Le syndrome myasthénique congénital des ceintures (LG-CMS) est une maladie génétiquement hétérogène caractérisée par une faiblesse et une fatigabilité musculaire. Chez les patients LG-CMS liée à des mutations du gène DPAGT1, est observé une réduction de la localisation des récepteurs à l’acétylcholine (RACh) à la jonction neuromusculaire (JNM), due au déficit de glycosylation entrainant une diminution de la transmission neuromusculaire caractérisé par un décrément. Par ailleurs, l’analyse des biopsies musculaires de patients atteints de LG-CMS montre la présence d’agrégats tubulaires au niveau de leur muscle dont l’origine et l’implication dans la pathologie reste encore non élucidés à l’heure actuelle.
Des chercheurs français dont des experts de l’Institut de Myologie rapportent l’observation de deux patients non apparentés (un de Guadeloupe et un de France métropolitaine) chez qui le diagnostic de syndrome myasthénique congénital (SMC) a été porté :
- le tableau clinique se limitait à un déficit de la musculature des ceintures ayant débuté dans l’enfance et s’accompagnant de fatigabilité et d’un décrément lors de la stimulation répétitive,
- les deux patients ont positivement répondu au traitement par anticholinestérasiques oraux,
- deux variants homozygotes distincts ont été identifiés dans le gène DPAGT1,
- des agrégats tubulaires étaient présents à l’intérieur des cellules musculaires,
- les études fonctionnelles ont établi un lien entre ces agrégats et l’hypoglycolysation induite par le défaut du gène DPAGT1.

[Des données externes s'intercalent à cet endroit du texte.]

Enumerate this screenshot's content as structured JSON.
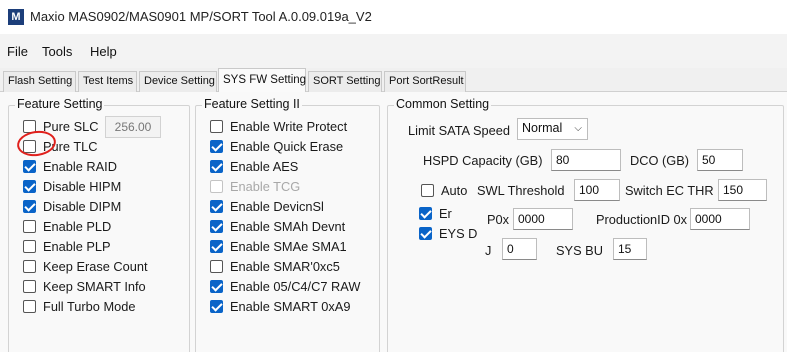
{
  "window": {
    "title": "Maxio MAS0902/MAS0901 MP/SORT Tool A.0.09.019a_V2",
    "icon_letter": "M"
  },
  "menu": [
    "File",
    "Tools",
    "Help"
  ],
  "tabs": [
    "Flash Setting",
    "Test Items",
    "Device Setting",
    "SYS FW Setting",
    "SORT Setting",
    "Port SortResult"
  ],
  "active_tab": "SYS FW Setting",
  "feature_setting": {
    "title": "Feature Setting",
    "items": [
      {
        "label": "Pure SLC",
        "checked": false,
        "value": "256.00"
      },
      {
        "label": "Pure TLC",
        "checked": false
      },
      {
        "label": "Enable RAID",
        "checked": true
      },
      {
        "label": "Disable HIPM",
        "checked": true
      },
      {
        "label": "Disable DIPM",
        "checked": true
      },
      {
        "label": "Enable PLD",
        "checked": false
      },
      {
        "label": "Enable PLP",
        "checked": false
      },
      {
        "label": "Keep Erase Count",
        "checked": false
      },
      {
        "label": "Keep SMART Info",
        "checked": false
      },
      {
        "label": "Full Turbo Mode",
        "checked": false
      }
    ]
  },
  "feature_setting_2": {
    "title": "Feature Setting II",
    "items": [
      {
        "label": "Enable Write Protect",
        "checked": false
      },
      {
        "label": "Enable Quick Erase",
        "checked": true
      },
      {
        "label": "Enable AES",
        "checked": true
      },
      {
        "label": "Enable TCG",
        "checked": false,
        "disabled": true
      },
      {
        "label": "Enable DevicnSl",
        "checked": true
      },
      {
        "label": "Enable SMAh Devnt",
        "checked": true
      },
      {
        "label": "Enable SMAe SMA1",
        "checked": true
      },
      {
        "label": "Enable SMAR'0xc5",
        "checked": false
      },
      {
        "label": "Enable 05/C4/C7 RAW",
        "checked": true
      },
      {
        "label": "Enable SMART 0xA9",
        "checked": true
      }
    ]
  },
  "common_setting": {
    "title": "Common Setting",
    "limit_sata_speed": {
      "label": "Limit SATA Speed",
      "value": "Normal"
    },
    "hspd_capacity": {
      "label": "HSPD Capacity (GB)",
      "value": "80"
    },
    "dco": {
      "label": "DCO (GB)",
      "value": "50"
    },
    "auto": {
      "label": "Auto",
      "checked": false
    },
    "swl_threshold": {
      "label": "SWL Threshold",
      "value": "100"
    },
    "switch_ec_thr": {
      "label": "Switch EC THR",
      "value": "150"
    },
    "row4_check": {
      "label": "Er",
      "checked": true
    },
    "p0x": {
      "label": "P0x",
      "value": "0000"
    },
    "production_id": {
      "label": "ProductionID 0x",
      "value": "0000"
    },
    "row5_check": {
      "label": "EYS D",
      "checked": true
    },
    "j_field": {
      "label": "J",
      "value": "0"
    },
    "sys_bu": {
      "label": "SYS BU",
      "value": "15"
    }
  }
}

Ces deux cas, qui s’ajoutent aux neuf déjà rapportés dans la littérature, permettent d’élargir le spectre des mutations du gène DPAGT1 responsable de formes LG-CMS tout en fournissant une corrélation génotype/phénotype. La découverte de l’hypoglycosylation d’ORAI1 chez ces deux patients a également mis en évidence un lien physiopathologique entre la LG-CMS et la myopathie à agrégats tubulaires dû à la suractivation d’ORAI1 au niveau de la membrane plasmique.